Stressed by the NDIS

Shorne Duggan’s stomach dropped as his son’s NDIS plan appeared on the computer screen. 

He had been expecting a support budget of about $34,580 – the amount Shorne said the Department of Human Services had approved for Joshua two years ago. 

Instead, his screen showed a total sum of $14,535.

While most Bendigo families will have to wait until May 1 to participate in the scheme, an exception was made for Joshua. 

His family has been receiving emergency funding and was eager to get involved in the NDIS to better provide for his care.

Joshua, 10, has been diagnosed with disabilities including autism and attention deficit hyperactivity disorder.

His plan includes respite care, assistive technology, speech pathology, dietetics, and support services. 

“It’d be lucky if it lasts us 12 months – that’s only for respite,” Shorne said, panicked, when he learnt the initial figure.

The family was preparing to appeal the plan when Shorne learned there had been a mistake.

Interchange Loddon Mallee Region called to say the NDIA had allocated a support budget of $36,360.

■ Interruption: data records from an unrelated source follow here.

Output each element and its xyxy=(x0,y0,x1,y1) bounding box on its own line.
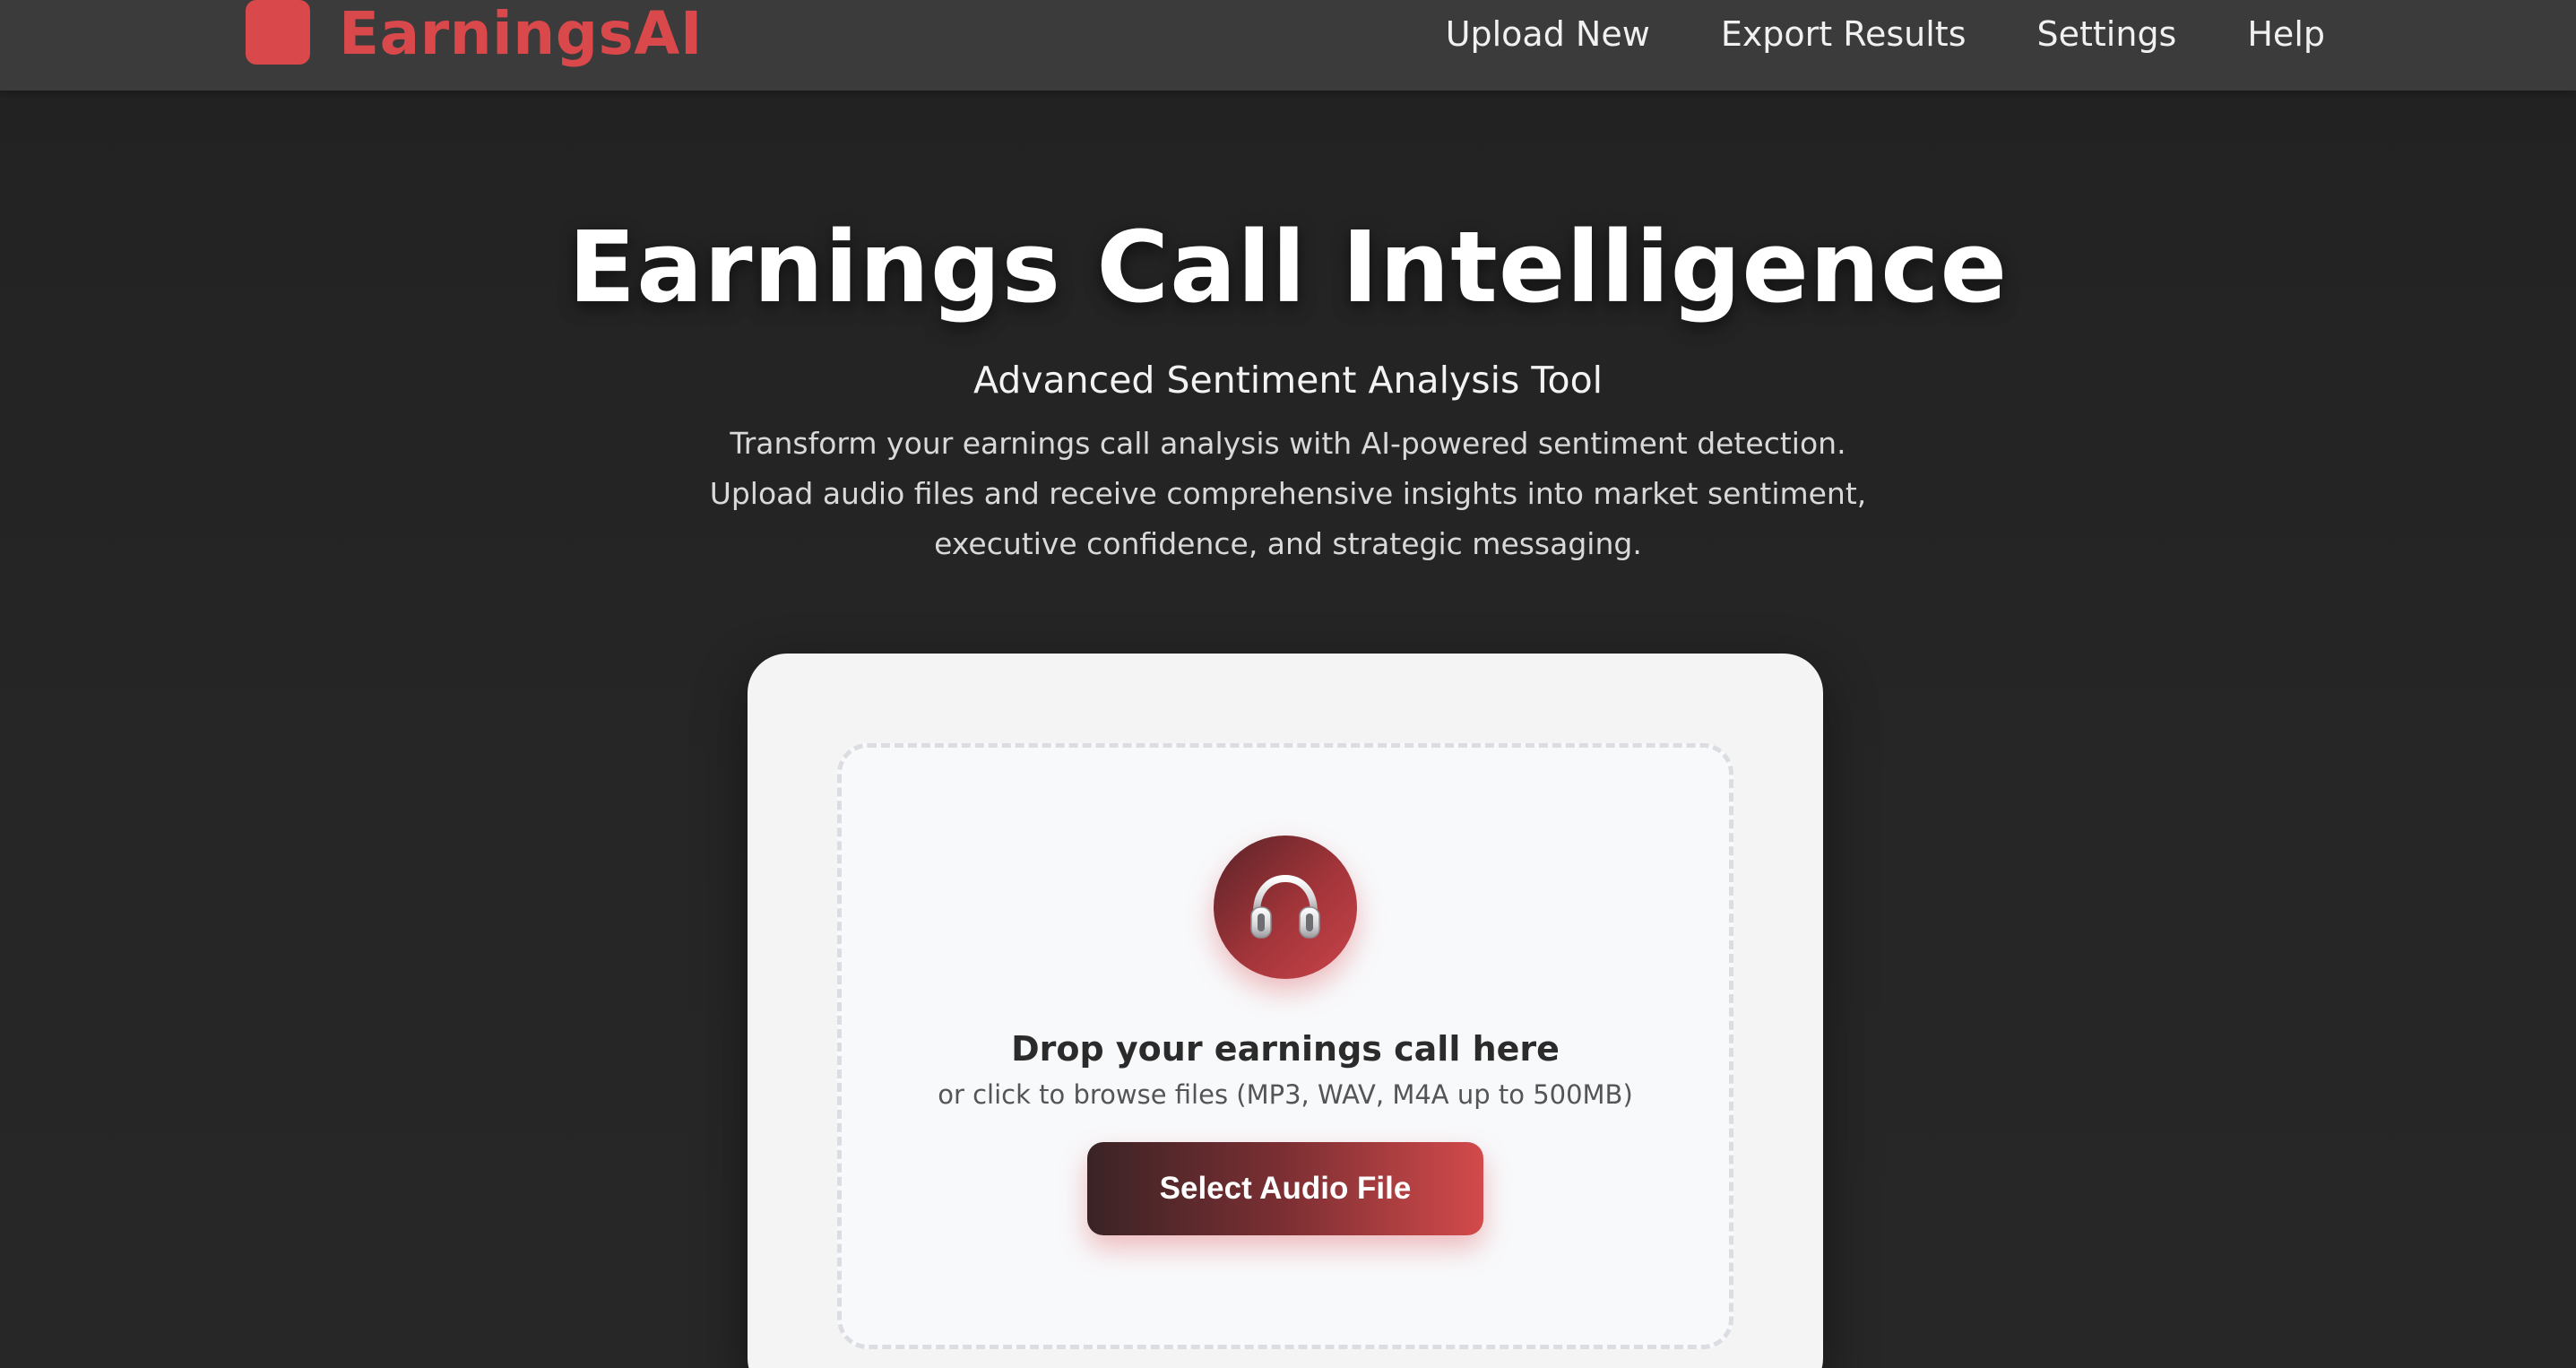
top-navigation-bar: EarningsAI Upload New Export Results Set… xyxy=(0,0,2576,91)
nav-settings[interactable]: Settings xyxy=(2037,9,2177,59)
page-description: Transform your earnings call analysis wi… xyxy=(709,426,1867,561)
main-nav: Upload New Export Results Settings Help xyxy=(1446,9,2325,59)
page-title: Earnings Call Intelligence xyxy=(567,210,2009,325)
page-subtitle: Advanced Sentiment Analysis Tool xyxy=(972,359,1604,402)
select-audio-file-button[interactable]: Select Audio File xyxy=(1087,1142,1483,1235)
brand-name[interactable]: EarningsAI xyxy=(339,2,703,66)
nav-export-results[interactable]: Export Results xyxy=(1721,9,1967,59)
upload-card: Drop your earnings call here or click to… xyxy=(748,654,1823,1368)
headphones-icon xyxy=(1214,836,1357,979)
dropzone-hint: or click to browse files (MP3, WAV, M4A … xyxy=(938,1079,1633,1110)
logo-square-icon[interactable] xyxy=(246,0,310,65)
file-dropzone[interactable]: Drop your earnings call here or click to… xyxy=(837,743,1733,1349)
nav-upload-new[interactable]: Upload New xyxy=(1446,9,1650,59)
nav-help[interactable]: Help xyxy=(2247,9,2325,59)
dropzone-title: Drop your earnings call here xyxy=(1011,1029,1560,1069)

Hopeful, Shorne logged back into the computer system. But the sum hadn’t changed. 

The Duggans have since had it confirmed that the plan they initially saw was missing a few zeroes. 

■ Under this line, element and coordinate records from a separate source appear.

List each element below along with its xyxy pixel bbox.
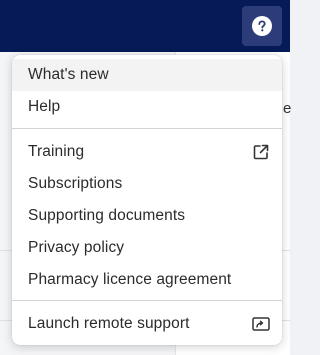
menu-item-label: Supporting documents <box>28 207 186 224</box>
menu-item-launch-remote-support[interactable]: Launch remote support <box>12 308 282 340</box>
menu-item-label: Training <box>28 143 85 160</box>
menu-item-label: Help <box>28 98 61 115</box>
menu-item-supporting-documents[interactable]: Supporting documents <box>12 200 282 232</box>
menu-item-whats-new[interactable]: What's new <box>12 59 282 91</box>
menu-item-help[interactable]: Help <box>12 91 282 123</box>
open-in-new-icon <box>252 143 270 161</box>
menu-separator <box>12 300 282 301</box>
help-dropdown-menu: What's new Help Training Subscriptions S… <box>12 55 282 345</box>
help-menu-button[interactable] <box>242 6 282 46</box>
menu-separator <box>12 128 282 129</box>
menu-item-training[interactable]: Training <box>12 136 282 168</box>
menu-item-label: Launch remote support <box>28 315 190 332</box>
top-bar <box>0 0 290 52</box>
menu-item-label: Subscriptions <box>28 175 123 192</box>
background-text: e <box>283 100 292 117</box>
menu-item-subscriptions[interactable]: Subscriptions <box>12 168 282 200</box>
menu-item-privacy-policy[interactable]: Privacy policy <box>12 232 282 264</box>
menu-item-label: What's new <box>28 66 109 83</box>
menu-item-label: Pharmacy licence agreement <box>28 271 232 288</box>
menu-item-pharmacy-licence-agreement[interactable]: Pharmacy licence agreement <box>12 264 282 296</box>
screen-share-icon <box>252 315 270 333</box>
menu-item-label: Privacy policy <box>28 239 125 256</box>
question-circle-icon <box>252 16 272 36</box>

Though grateful, Shorne was disappointed his family had to endure the distress caused by the error. 

Victorian Minister for Housing Disability and Ageing, Martin Foley, said transitioning to the NDIS had been a positive experience for some, but that he had been contacted by others who had received ‘poor engagement.’

“It’s almost like a lottery, and it shouldn’t be,” Mr Foley said. 

“We are seeing case after case of people being worse off, of the promise of plans being rolled out not being followed,” he said.

His office is contacting the 1400 “complex cases” introduced to the NDIS early to let them know the appeal process is available to them if necessary.

“My department stands ready to help the NDIA deliver a plan and a package that they are rightly entitled to,” Mr Foley said. 

“It is for the family to choose and control the package it is looking for.”

NDIS participants can also submit an application for internal review of a decision, an National Disability Insurance Agency (NDIA) spokesperson said. 

The NDIS is expected to service 105,000 people once rollout is complete.